Both of these errors really turn on the panel's dangerous misunderstanding of people's privacy expectations. In Hoffa v. United States, the Supreme Court ruled the Fourth Amendment doesn't protect a “a wrongdoer’s misplaced belief that a person to whom he voluntarily confides his wrongdoing will not reveal it.” But at the same time, the Court has always limited searches to ensure they are reasonably related in scope to the circumstances that justify the search in the first place. When an undercover officer enters a home with the permission of the homeowner, he is obviously able to observe things with his eyes, take mental note of them and relay those opinions to other officers when he returns to the police headquarters. This is permissible because people expect visitors to observe portions of their home when they let them in. That's why people typically clean their house and put away embarrassing things before having guests over for dinner.
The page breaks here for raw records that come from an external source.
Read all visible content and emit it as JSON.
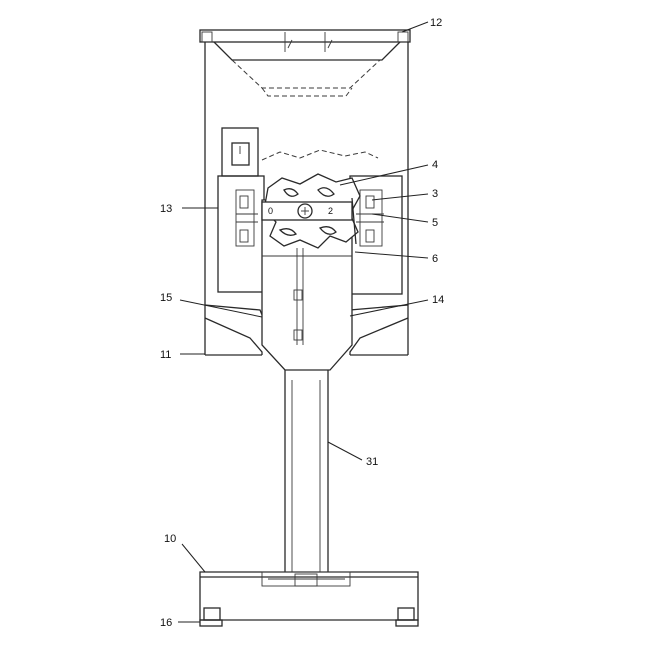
{
  "callouts": [
    {
      "id": "12",
      "label": "12"
    },
    {
      "id": "4",
      "label": "4"
    },
    {
      "id": "3",
      "label": "3"
    },
    {
      "id": "13",
      "label": "13"
    },
    {
      "id": "5",
      "label": "5"
    },
    {
      "id": "6",
      "label": "6"
    },
    {
      "id": "15",
      "label": "15"
    },
    {
      "id": "14",
      "label": "14"
    },
    {
      "id": "11",
      "label": "11"
    },
    {
      "id": "31",
      "label": "31"
    },
    {
      "id": "10",
      "label": "10"
    },
    {
      "id": "16",
      "label": "16"
    }
  ],
  "dial": {
    "mark_left": "0",
    "mark_right": "2"
  }
}
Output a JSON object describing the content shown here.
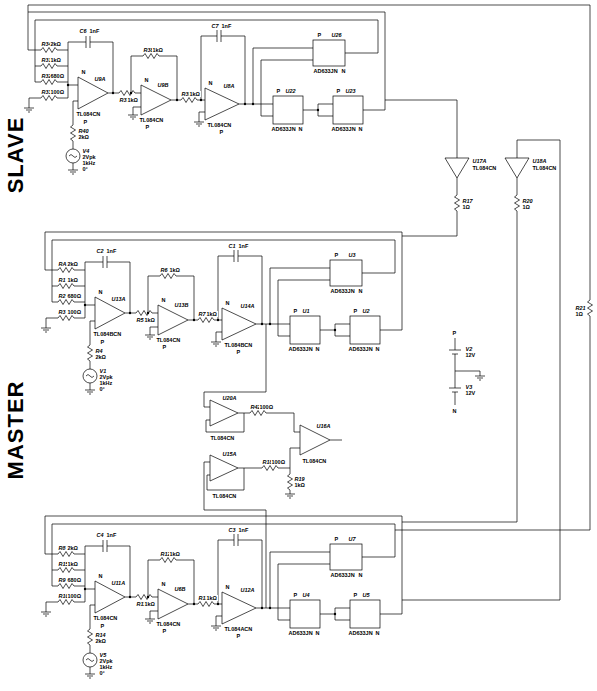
{
  "diagram": {
    "labels": [
      "R34",
      "2kΩ",
      "R31",
      "1kΩ",
      "C6",
      "1nF",
      "R32",
      "680Ω",
      "R33",
      "100Ω",
      "U9A",
      "TL084CN",
      "R37",
      "1kΩ",
      "R38",
      "1kΩ",
      "U9B",
      "TL084CN",
      "R39",
      "1kΩ",
      "U8A",
      "TL084CN",
      "C7",
      "1nF",
      "U26",
      "AD633JN",
      "U22",
      "AD633JN",
      "U23",
      "AD633JN",
      "R40",
      "2kΩ",
      "V4",
      "2Vpk",
      "1kHz",
      "0°",
      "N",
      "P",
      "N",
      "P",
      "N",
      "P",
      "P",
      "N",
      "P",
      "N",
      "P",
      "N",
      "RA",
      "2kΩ",
      "R1",
      "1kΩ",
      "C2",
      "1nF",
      "R2",
      "680Ω",
      "R3",
      "100Ω",
      "U13A",
      "TL084BCN",
      "R5",
      "1kΩ",
      "R6",
      "1kΩ",
      "U13B",
      "TL084CN",
      "R7",
      "1kΩ",
      "U14A",
      "TL084BCN",
      "C1",
      "1nF",
      "U3",
      "AD633JN",
      "U1",
      "AD633JN",
      "U2",
      "AD633JN",
      "R4",
      "2kΩ",
      "V1",
      "2Vpk",
      "1kHz",
      "0°",
      "N",
      "P",
      "N",
      "P",
      "N",
      "P",
      "P",
      "N",
      "P",
      "N",
      "P",
      "N",
      "R8",
      "2kΩ",
      "R15",
      "1kΩ",
      "C4",
      "1nF",
      "R9",
      "680Ω",
      "R10",
      "100Ω",
      "U11A",
      "TL084CN",
      "R11",
      "1kΩ",
      "R12",
      "1kΩ",
      "U6B",
      "TL084CN",
      "R13",
      "1kΩ",
      "U12A",
      "TL084ACN",
      "C3",
      "1nF",
      "U7",
      "AD633JN",
      "U4",
      "AD633JN",
      "U5",
      "AD633JN",
      "R14",
      "2kΩ",
      "V5",
      "2Vpk",
      "1kHz",
      "0°",
      "N",
      "P",
      "N",
      "P",
      "N",
      "P",
      "P",
      "N",
      "P",
      "N",
      "P",
      "N",
      "SLAVE",
      "MASTER",
      "U20A",
      "TL084CN",
      "R42",
      "100Ω",
      "U15A",
      "TL084CN",
      "R18",
      "100Ω",
      "R19",
      "1kΩ",
      "U16A",
      "TL084CN",
      "U17A",
      "TL084CN",
      "R17",
      "1Ω",
      "U18A",
      "TL084CN",
      "R20",
      "1Ω",
      "R21",
      "1Ω",
      "P",
      "V2",
      "12V",
      "V3",
      "12V",
      "N"
    ]
  }
}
But people don't expect their guests to look at the letters on their desk, peer into rooms as they walk the hallways and generally rummage at will through the house. But that's precisely what the video camera here has the potential to do. A quick glance into a bedroom may not reveal much to the naked eye, but a video camera can capture it instantly and allow officers to rewind and zoom in from the comforts of their office without the homeowner wondering why their guest is lingering in the hallway. At that point, the surveillance far exceeds the circumstances that justified the search in the first place -- the homeowner's consent -- and renders the search unreasonable and unconstitutional unless the government has a search warrant.

Ultimately, in deciding whether something is exposed to another person, the key question is not whether someone can possibly discover the information but whether another might actually discover it. And with advances in technology, new and unexpected types of intrusions into otherwise private spaces are popping up every day. Obviously, technology like small video cameras should be used by law enforcement to help make us safer. But outside of extreme circumstances involving an imminent physical threat of death or serious violence to another person, law enforcement should be required to obtain judicial authorization through a search warrant before using this potentially invasive technology -- especially when investigating non-violent crimes like the illegal sale of bird feathers.

We hope the entire Ninth Circuit reconsiders it dangerous decision that truly reveals the power of technology to shrink our privacy expectations.